45" (rear)/34" (front)
3 cubic yards
72"
43"
48" (rear)/40" (front)
4 cubic yards
72"
51"
56" (rear)/46" (front)
6 cubic yards
80"
66"
71" (rear)/47" (front)
8 cubic yards
80"
71"
86" (rear)/53" (front)
[2] 
Unless expressly prohibited by a municipality, or not feasible due to existing site constraints, recycling containers for all Class A-designated recyclables shall be collocated at all solid waste collection areas within the complex.
[3] 
The recycling storage locations shall be conveniently located for the residential disposition of source-separated recyclable materials, preferably collocated, but clearly separated from, refuse containers.
[4] 
Outdoor recycling storage locations shall include a concrete pad of the size as specified herein. The dimensions of the recycling storage location shall provide sufficient area for the required container(s):
 Common Area Recycling Storage.tif
[5] 
The recycling storage locations shall be well lit and shall be safely and easily accessible by recycling personnel and vehicles. Collection vehicles shall be able to access the recycling areas without interference from parked cars or other obstacles. The following turning template can be used to plan vehicular accessibility to recycling storage locations:
 Collection Vehicle Approach Detail.tif
[6] 
Reasonable measures shall be taken to protect the recycling areas and the bins or containers placed therein against theft of recyclable materials or the bins or containers themselves.
[7] 
Signs as approved by the DSW clearly identifying the recycling areas and the materials accepted therein shall be posted adjacent to all points of access to the recycling areas.
[8] 
Each recycling area shall be enclosed on three sides by a solid fence or masonry enclosure six feet in height and shall be surrounded by landscaping. A durable, closable access gate on the fourth side should be provided.
(2) 
Recycling container storage design standards; new residential construction.

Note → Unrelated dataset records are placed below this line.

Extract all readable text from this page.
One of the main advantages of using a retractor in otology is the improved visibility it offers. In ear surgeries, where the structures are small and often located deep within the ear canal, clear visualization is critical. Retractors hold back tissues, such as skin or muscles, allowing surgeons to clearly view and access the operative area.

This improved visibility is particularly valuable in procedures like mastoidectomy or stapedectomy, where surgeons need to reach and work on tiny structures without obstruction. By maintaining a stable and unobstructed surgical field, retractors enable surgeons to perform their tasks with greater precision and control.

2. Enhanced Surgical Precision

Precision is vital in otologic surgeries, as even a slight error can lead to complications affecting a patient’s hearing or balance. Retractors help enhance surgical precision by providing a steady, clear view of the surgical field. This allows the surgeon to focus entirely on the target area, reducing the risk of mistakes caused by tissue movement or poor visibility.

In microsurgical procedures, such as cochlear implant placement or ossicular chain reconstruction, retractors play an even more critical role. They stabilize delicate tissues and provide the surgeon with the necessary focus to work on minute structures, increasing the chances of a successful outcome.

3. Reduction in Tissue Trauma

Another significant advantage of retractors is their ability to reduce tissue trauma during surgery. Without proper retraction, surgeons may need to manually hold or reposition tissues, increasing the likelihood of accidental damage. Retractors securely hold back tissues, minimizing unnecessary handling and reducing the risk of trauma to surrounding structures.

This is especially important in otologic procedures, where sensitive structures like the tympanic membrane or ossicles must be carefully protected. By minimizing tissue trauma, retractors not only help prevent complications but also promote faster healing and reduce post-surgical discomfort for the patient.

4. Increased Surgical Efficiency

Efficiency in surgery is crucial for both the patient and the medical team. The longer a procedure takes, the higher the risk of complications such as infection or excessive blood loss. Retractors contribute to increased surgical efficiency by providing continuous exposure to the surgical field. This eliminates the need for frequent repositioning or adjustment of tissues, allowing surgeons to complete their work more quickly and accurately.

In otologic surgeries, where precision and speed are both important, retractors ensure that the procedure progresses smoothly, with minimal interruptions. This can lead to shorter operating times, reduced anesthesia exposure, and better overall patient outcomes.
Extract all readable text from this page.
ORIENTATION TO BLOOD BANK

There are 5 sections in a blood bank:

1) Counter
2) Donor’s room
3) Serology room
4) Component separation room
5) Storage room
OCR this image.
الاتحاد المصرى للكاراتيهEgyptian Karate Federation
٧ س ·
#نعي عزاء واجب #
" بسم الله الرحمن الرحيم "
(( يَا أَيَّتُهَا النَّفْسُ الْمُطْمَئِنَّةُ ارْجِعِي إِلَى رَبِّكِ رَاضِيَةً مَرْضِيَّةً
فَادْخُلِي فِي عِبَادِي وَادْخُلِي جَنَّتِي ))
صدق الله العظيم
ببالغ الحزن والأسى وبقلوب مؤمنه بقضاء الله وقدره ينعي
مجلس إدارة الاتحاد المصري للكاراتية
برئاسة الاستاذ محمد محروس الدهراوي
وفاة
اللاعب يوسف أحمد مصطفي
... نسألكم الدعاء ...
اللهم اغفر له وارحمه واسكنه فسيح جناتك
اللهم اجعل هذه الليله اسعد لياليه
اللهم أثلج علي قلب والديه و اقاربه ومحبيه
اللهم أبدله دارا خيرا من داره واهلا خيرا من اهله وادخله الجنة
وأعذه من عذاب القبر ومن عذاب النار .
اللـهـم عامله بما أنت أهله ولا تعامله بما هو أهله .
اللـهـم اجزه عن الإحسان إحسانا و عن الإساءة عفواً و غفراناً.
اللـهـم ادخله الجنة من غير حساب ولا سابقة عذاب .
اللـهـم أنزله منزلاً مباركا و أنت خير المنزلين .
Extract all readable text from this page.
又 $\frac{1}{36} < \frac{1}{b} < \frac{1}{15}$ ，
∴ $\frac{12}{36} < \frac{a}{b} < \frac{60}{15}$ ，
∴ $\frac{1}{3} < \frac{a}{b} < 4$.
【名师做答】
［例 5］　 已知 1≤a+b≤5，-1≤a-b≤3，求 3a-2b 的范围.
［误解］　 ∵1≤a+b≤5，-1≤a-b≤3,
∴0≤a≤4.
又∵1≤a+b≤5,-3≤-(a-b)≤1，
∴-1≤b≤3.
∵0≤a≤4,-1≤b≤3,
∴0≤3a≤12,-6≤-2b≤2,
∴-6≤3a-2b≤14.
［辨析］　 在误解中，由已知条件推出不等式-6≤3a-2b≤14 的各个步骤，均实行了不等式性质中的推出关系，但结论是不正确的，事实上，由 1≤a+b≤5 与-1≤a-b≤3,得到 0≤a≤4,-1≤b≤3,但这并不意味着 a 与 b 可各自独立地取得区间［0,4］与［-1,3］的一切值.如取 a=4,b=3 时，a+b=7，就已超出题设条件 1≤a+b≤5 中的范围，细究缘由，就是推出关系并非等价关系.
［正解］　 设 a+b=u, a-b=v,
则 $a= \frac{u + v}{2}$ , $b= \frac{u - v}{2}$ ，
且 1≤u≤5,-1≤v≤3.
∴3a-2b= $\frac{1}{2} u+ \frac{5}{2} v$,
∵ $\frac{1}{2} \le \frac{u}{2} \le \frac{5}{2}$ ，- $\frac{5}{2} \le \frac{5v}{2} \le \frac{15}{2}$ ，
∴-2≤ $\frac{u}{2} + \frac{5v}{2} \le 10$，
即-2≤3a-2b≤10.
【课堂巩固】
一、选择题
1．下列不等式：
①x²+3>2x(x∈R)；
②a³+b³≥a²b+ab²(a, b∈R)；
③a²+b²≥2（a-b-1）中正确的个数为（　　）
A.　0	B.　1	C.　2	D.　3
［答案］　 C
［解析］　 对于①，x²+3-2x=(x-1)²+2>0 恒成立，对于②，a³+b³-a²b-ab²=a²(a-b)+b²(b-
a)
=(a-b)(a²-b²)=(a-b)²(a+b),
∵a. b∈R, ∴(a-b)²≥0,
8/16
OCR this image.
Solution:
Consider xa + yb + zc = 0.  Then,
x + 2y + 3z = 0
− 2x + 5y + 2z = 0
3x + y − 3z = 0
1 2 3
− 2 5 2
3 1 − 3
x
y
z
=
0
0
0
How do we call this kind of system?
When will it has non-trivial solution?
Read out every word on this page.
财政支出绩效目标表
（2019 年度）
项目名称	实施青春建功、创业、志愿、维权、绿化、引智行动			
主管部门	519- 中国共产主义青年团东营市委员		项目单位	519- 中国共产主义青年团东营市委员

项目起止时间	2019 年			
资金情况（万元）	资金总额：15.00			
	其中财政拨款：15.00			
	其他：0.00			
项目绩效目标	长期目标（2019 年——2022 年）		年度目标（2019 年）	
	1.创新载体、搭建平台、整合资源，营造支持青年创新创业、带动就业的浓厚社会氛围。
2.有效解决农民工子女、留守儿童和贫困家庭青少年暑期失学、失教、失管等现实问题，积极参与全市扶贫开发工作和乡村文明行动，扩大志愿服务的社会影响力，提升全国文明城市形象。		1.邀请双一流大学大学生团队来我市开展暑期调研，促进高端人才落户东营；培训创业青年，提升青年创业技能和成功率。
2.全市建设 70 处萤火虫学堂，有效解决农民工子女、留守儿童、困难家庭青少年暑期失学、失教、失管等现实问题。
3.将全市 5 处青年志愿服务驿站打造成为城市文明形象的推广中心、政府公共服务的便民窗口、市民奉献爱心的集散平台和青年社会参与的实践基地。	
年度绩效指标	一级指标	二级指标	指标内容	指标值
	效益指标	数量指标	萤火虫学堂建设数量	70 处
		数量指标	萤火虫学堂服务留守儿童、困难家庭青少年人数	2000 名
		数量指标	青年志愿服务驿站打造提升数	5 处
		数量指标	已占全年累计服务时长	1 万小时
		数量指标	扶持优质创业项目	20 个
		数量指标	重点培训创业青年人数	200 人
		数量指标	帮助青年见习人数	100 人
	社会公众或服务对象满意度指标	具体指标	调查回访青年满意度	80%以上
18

In order to facilitate recycling in all new construction, and to avoid the creation of unhealthful or cramped storage situations, sufficient storage shall be available for recycling containers within all new construction of residential housing.
(a) 
Recycling storage locations. Curbside recycling container storage locations shall not include basements that require the negotiation of stairs, or any location either above or below finished grade. Locations shall be on a hard-wearing, smooth, continuous surface with access to a path with a width no less than three feet and headroom of not less than seven feet.
(b) 
Single-family and two-family dwellings. Each residential dwelling unit shall be designed to provide a curbside recycling storage container storage location containing at a minimum, dimensions (1 x w x h) of no less than 36 inches by 32 inches by 84 inches per unit. The location shall be clearly marked as such on floor plans of the dwelling unit if to be located inside the dwelling unit. If to be located outside the dwelling unit, adequate storage space for the container shall be identified on the property survey. This shall be done at the time of subdivision approval, if applicable, or at the time of zoning or building permit application.
(c) 
Multifamily and condominium complex dwellings. Curbside recycling container storage locations shall be provided for each multifamily and condominium complex dwelling where common-area recycling storage locations are not otherwise provided. Each multifamily and condominium complex dwelling unit shall be designed to provide a curbside recycling container storage location containing, at a minimum, dimensions (l x w x h) of no less than 36 inches by 32 inches by 84 inches per unit. The location shall be clearly marked as such on floor plans of the dwelling unit if to be located inside the dwelling unit. If to be located outside the dwelling unit, adequate storage space for the container shall be identified on the site plans or subdivision plans.
E. 
Construction. The terms and provisions of this section are to be liberally construed, so as best to achieve and to effectuate the goals and purposes hereof. This section shall be construed in pari materi with the SWMA and the County Plan.